Having an obese community could actually cause shortages of doctors where they're needed most to treat Type II diabetes, heart disease, and more, Wilcockson said.

"In more ways than one, we're killing our offspring," Wilcockson said.

There is good news.

Seventy-five percent of all chronic disease is reversible, reducible, and preventable.

"Just reducing the obesity rate to 2009 levels will save Iowa $1.6 billion in two years and $16 billion over five years," Wilcockson said.

Simple changes will help reverse the rate of obesity among young people especially, Wilcockson said.

"In the past we worked on the farm and were really active. We ate at home, not the drive through. Try food made by God; less packaging equals better for you. And kids can have more food made by mom at home around the dinner table instead of milkshakes and french fries on the go," Wilcockson said.

According to the most recent Health Needs Assessment, people in Emmet County considered obesity the number one health concern in the county.

Long and Wilcockson are traveling the state to promote health through Live Healthy Iowa. The organization is planning several upcoming events, including the Live Healthy 5k fun run/walk starting at 8 a.m. April 14 in Spencer with a 1k kids' run at 9 a.m. Registration is at LiveHealthyIowa5k.org.
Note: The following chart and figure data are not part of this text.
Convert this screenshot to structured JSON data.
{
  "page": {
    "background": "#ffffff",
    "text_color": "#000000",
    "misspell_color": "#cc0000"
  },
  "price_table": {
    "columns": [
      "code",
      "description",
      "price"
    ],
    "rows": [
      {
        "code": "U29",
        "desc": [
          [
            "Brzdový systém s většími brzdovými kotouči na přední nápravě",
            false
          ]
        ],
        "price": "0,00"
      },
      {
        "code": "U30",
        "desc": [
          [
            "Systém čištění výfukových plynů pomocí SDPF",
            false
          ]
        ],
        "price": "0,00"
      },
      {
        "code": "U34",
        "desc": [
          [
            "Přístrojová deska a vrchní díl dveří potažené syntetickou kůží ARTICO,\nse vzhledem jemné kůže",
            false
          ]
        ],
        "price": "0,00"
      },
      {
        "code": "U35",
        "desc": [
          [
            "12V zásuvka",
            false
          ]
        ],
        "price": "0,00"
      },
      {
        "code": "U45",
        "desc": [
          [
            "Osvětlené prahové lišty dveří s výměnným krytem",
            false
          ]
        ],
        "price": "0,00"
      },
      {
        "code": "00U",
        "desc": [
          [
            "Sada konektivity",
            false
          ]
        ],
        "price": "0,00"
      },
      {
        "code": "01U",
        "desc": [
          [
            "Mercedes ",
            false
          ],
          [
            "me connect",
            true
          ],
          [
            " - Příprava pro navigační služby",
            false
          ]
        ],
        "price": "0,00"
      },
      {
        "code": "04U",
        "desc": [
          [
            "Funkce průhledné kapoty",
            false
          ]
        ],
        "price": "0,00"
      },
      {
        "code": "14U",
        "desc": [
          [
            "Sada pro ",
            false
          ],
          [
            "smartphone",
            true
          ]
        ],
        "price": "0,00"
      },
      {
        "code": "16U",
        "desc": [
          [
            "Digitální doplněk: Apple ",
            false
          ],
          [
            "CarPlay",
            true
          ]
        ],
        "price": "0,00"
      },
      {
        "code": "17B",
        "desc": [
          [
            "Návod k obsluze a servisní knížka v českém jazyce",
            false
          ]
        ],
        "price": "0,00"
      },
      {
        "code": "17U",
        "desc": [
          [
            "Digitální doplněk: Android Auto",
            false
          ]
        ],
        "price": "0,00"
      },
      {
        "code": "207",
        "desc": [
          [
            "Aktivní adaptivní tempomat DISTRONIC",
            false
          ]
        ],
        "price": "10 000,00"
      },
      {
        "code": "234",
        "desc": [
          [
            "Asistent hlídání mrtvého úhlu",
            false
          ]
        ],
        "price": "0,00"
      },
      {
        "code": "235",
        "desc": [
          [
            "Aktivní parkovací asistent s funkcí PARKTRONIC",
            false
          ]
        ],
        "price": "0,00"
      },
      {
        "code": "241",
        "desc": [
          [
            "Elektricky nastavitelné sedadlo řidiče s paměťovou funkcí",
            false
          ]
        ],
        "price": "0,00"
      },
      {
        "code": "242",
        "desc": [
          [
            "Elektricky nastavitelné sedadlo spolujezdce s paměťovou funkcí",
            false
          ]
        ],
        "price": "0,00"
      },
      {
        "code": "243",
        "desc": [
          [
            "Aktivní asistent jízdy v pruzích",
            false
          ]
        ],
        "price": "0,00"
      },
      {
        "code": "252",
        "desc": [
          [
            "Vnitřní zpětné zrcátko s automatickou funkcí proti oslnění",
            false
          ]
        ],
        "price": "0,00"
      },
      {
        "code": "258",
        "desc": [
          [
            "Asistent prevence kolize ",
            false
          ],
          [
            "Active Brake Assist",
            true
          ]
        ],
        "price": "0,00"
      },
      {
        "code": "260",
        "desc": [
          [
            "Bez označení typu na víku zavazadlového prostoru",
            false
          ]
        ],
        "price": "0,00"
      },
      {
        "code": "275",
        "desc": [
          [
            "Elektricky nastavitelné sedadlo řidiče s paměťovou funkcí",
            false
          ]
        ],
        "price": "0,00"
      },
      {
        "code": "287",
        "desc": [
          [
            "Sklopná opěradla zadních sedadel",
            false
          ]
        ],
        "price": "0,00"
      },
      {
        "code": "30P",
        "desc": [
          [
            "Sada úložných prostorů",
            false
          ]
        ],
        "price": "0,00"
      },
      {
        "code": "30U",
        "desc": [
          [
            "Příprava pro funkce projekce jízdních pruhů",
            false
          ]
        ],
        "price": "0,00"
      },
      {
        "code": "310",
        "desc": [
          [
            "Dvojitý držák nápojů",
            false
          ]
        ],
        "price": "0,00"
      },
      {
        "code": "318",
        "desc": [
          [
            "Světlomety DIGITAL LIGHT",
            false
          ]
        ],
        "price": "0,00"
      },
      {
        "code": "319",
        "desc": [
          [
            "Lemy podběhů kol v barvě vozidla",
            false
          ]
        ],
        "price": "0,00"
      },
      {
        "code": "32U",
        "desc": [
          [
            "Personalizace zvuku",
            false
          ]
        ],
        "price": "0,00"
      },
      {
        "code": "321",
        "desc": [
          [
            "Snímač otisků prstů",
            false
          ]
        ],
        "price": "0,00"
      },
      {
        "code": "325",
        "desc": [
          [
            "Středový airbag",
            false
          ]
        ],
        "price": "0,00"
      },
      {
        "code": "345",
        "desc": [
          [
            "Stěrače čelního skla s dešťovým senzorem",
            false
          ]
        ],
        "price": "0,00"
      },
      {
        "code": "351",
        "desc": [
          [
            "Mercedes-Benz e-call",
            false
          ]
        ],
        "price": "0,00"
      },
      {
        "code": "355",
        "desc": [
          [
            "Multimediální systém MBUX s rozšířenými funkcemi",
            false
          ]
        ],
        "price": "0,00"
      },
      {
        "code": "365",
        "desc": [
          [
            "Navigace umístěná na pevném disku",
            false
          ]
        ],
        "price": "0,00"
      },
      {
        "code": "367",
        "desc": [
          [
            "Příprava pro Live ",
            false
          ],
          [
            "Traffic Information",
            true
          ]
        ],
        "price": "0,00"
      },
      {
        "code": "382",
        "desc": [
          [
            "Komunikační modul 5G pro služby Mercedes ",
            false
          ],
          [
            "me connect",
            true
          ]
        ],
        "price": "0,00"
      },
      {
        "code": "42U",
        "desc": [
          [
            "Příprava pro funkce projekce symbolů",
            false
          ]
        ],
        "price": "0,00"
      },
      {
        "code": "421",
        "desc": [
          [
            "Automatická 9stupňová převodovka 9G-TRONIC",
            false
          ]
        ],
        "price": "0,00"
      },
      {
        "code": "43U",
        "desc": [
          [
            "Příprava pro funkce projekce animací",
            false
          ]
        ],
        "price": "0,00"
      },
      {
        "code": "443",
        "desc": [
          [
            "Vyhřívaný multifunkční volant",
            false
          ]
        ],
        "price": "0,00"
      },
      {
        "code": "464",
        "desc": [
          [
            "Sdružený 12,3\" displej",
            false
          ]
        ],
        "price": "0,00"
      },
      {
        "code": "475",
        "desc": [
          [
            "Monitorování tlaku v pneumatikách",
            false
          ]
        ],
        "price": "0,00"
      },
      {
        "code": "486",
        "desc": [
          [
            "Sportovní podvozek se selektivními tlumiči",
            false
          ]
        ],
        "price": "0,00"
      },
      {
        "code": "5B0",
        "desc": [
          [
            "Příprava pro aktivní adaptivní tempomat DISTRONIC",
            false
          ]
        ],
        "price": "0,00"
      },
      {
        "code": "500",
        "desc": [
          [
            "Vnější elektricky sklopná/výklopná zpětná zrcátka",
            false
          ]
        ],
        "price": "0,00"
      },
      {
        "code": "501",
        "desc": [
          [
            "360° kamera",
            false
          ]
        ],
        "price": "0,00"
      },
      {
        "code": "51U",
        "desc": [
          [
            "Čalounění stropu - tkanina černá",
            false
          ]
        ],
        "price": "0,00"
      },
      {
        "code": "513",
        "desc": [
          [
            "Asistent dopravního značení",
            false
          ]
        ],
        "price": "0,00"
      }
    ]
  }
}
April 16 to May 25 is a chance for pups to get involved in the fun with the Strut your Pup challenge. Team up with a canine companion, get moving and track your inures of walking, running or active play through your online Live Helathy Iowa dashboard. The cost is $8 and includes a dog-friendly gift, email tips, personal tracking and an opportunity to win prizes.

Through the summer the burst your thirst challenge invites participants to track activity and water intake.